Mathatu sind die Minibusse, die den größten Teil des Personentransports bewältigen: oft klapprige Kisten, ständig auf Fahr’gast’-Suche, die ihre Konzession (Sacco) für bestimmten Strecken erhalten, auch wenn sie wahllos herumzufahren scheinen, übervollgestopft mit Menschen, meist in halsbrecherischer Fahrweise.

Sie waren am Dienstagmorgen von einem Krankentransport (so etwas gab’s in Bengalen nicht) in ein auswärtiges Krankenhaus gebracht und dort versorgt worden; also zwei(!) Tage später bei uns, weil die Behandlung hier (fast) umsonst ist.

Einer hatte ‘nur’ Schnittwunden auf dem Schädeldach und ein verstauchtes Handgelenk.

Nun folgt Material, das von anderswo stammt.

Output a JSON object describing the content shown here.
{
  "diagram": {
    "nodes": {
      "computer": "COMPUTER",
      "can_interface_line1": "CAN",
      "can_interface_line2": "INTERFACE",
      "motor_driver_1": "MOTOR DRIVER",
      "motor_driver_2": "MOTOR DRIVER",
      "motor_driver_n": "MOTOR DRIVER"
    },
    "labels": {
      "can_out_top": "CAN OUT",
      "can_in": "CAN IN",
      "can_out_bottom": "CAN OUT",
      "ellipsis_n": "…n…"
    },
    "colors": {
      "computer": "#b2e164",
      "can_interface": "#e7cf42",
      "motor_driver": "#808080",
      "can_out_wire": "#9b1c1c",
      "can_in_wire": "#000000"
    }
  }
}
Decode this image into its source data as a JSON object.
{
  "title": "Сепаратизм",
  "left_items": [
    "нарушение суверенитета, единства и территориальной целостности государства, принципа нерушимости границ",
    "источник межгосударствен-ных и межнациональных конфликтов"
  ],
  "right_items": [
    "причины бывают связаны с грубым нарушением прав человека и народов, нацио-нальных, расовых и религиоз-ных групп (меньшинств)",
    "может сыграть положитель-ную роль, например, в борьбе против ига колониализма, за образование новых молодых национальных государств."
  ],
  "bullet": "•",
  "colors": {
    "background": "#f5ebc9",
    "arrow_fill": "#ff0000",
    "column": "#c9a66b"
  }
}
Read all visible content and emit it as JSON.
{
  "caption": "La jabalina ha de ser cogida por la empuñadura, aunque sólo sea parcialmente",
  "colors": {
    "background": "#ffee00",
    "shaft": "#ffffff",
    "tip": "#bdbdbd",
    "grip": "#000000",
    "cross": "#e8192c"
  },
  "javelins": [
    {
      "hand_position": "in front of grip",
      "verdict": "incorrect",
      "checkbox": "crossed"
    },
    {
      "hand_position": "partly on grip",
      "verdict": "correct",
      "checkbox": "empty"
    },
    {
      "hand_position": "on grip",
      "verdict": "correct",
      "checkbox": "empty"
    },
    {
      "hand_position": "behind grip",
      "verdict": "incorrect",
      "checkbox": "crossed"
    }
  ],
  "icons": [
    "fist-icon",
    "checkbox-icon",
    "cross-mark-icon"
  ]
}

Der Zweite sein Gesicht übersät mit Schnittwunden von der Stirn über Augen/Nase/Mund bis zum Kinn und ausgebrochene Zähne, mit ca. 100 Stichen genäht. Der Dritte ein merkwürdig abgewinkeltes Bein, dass von einem zwar diagnostizierten, aber bis dato unversorgten Oberschenkelbruch herrührte. Letztes können wir nicht behandeln und verwiesen auf das unbeliebte, aber preisgünstige staatliche Krankenhaus. Seine Begleiter lehnten das ab – die besseren Krankenhäuser konnten sie nicht bezahlen – und wollten ihn lieber nach ‘upcountry’ zum Heiler bringen, der dies mit ‘Massagen’ behandeln sollte. Nach letzten Informationen sollen sie ihn dann doch ins Krankenhaus gebracht haben, aber sicher bin ich mir nicht.

Heute haben wir Matthias verabschiedet. Da die geplante Ablösung ausgefallen ist, werden wir diese Woche zu dritt stemmen müssen. Der Kinderarzt wird uns fehlen.

Das ist natürlich nicht Matthias 😉   sondern heute im Giraffen-‘Nationalpark’, sonntägliche Attraktion für (bessergestellte) Nairobi-Kinder.